Fruitful vineyards

5 October 2014
Seventeenth Sunday after Pentecost
Proper 22A (RCL)
Exodus 20:1-4, 7-9, 12-20
Psalm 19
Philippians 3:4b-14
Matthew 21:33-46

In Track 2 of the the Revised Common Lectionary, the Old Testament reading assigned is Isaiah 5:1-7. Although we are using Track 1, I think Isaiah 5 is essential background for the parable Matthew tells in this passage. The Wisdom myth of Second Temple Judaism told the story of how God had sent the prophets again and again to the people to correct the people’s way of life, and how the people had killed the prophets and ignored their message, until at last, Wisdom departed the Temple and it was destroyed the first time. Matthew takes this myth and revises it to show that the vineyard will be given over to a new people who will bring forth justice. The Isaiah 5 passage is made to do its work again, equating God’s removal of the wall from the vineyard with the second destruction of Jerusalem. This time, we have the added element of the vineyard being given to new tenants, that is, to the new Christian community.

Jewish identity was under contest in the period after the destruction of the Temple, and Matthew and other Christians were setting themselves up as the authentic inheritors of that identity. I find such supercessionism a bit disturbing, because it assumes that God can go back on God’s promises. Paul struggles with that same concept of a new community replacing the community of God’s promises. He does not allow that the first promises are void, but that God will honor them, through the work of the new community. Paul sees that the first community misunderstood the purpose of the laws given. The law was to create a just community, and instead, that community, weakened by the flesh, used the law to draw distinction between inside and out.

In this passage from Philippians, Paul states that if anyone had the right to boast of being on the inside on the basis of the law, he did. However, he counts all this as loss and rubbish (the word in Greek is rather more colorful than “rubbish” — it means literally “what is cast from the dog”) in comparison to knowing Christ and the community established in Christ.

The Ten Commandments are often used in our present political climate as a kind of litmus test. Town councils try to pas legislation making it ok to display the commandments at town halls or in council chambers. The states’ supreme courts then strike down such legislation, citing the separation of Church and State. The idea seems to be that you’re not a good American and member of our town if you don’t hold these commandments, if you don’t agree that this is a Christian nation.

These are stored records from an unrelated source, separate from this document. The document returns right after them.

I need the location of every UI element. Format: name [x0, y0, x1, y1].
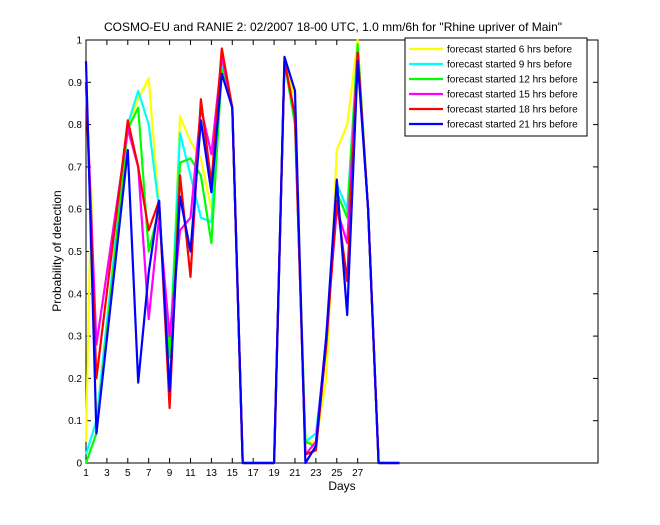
data-series: [84, 38, 400, 465]
y-tick-label: 0.2: [68, 374, 82, 385]
axis-ticks: 1 3 5 7 9 11 13 15 17 19 21 23 25 2700.10.20.30.40.50…: [68, 36, 598, 479]
x-tick-label: 27: [352, 468, 364, 479]
x-tick-label: 5: [125, 468, 131, 479]
x-tick-label: 19: [269, 468, 281, 479]
legend: forecast started 6 hrs before forecast st…: [404, 37, 588, 137]
y-tick-label: 0.3: [68, 332, 82, 343]
y-tick-label: 0.4: [68, 289, 82, 300]
x-tick-label: 11: [185, 468, 196, 479]
x-tick-label: 9: [167, 468, 173, 479]
x-tick-label: 17: [248, 468, 260, 479]
x-tick-label: 25: [331, 468, 343, 479]
series-line: [84, 55, 400, 465]
x-tick-label: 13: [206, 468, 218, 479]
x-tick-label: 21: [289, 468, 301, 479]
legend-label: forecast started 18 hrs before: [447, 105, 578, 116]
x-tick-label: 3: [104, 468, 110, 479]
y-tick-label: 0.8: [68, 120, 82, 131]
y-tick-label: 1: [76, 36, 82, 47]
y-tick-label: 0: [76, 459, 82, 470]
x-axis-label: Days: [328, 479, 355, 493]
x-tick-label: 23: [310, 468, 322, 479]
y-axis-label: Probability of detection: [50, 190, 64, 311]
legend-label: forecast started 15 hrs before: [447, 90, 578, 101]
legend-box: [404, 37, 588, 137]
legend-label: forecast started 21 hrs before: [447, 120, 578, 131]
x-tick-label: 1: [83, 468, 89, 479]
legend-label: forecast started 9 hrs before: [447, 60, 573, 71]
legend-label: forecast started 12 hrs before: [447, 75, 578, 86]
y-tick-label: 0.5: [68, 247, 82, 258]
y-tick-label: 0.9: [68, 78, 82, 89]
x-tick-label: 7: [146, 468, 152, 479]
y-tick-label: 0.1: [68, 416, 82, 427]
y-tick-label: 0.6: [68, 205, 82, 216]
chart-title: COSMO-EU and RANIE 2: 02/2007 18-00 UTC,…: [104, 20, 562, 34]
x-tick-label: 15: [227, 468, 239, 479]
legend-label: forecast started 6 hrs before: [447, 45, 573, 56]
y-tick-label: 0.7: [68, 162, 82, 173]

This seems to me to be exactly the use of the law to which Paul objected. It becomes a shibboleth, an ideological litmus test. We make it a way of drawing distinctions “in the flesh.” What God intended when God planted the vineyard of his people was a harvest of the grapes of justice, and God found instead injustice. The tenants of the vineyard were supposed to be tending it for justice, but they wanted to keep the produce for themselves (which isn’t the way justice works, after all). We see the law from the point of view of scarcity: there isn’t enough of what it protects to go around, so we have to hoard it to ourselves (the law protects private property, profit and the like). God wants tenants who well see the vineyard from the point of view of abundance, as an open sum game: the more justice there is, the more there is to give away. We need to be tending the vineyard so that God may pour the abundance of blessing on us all.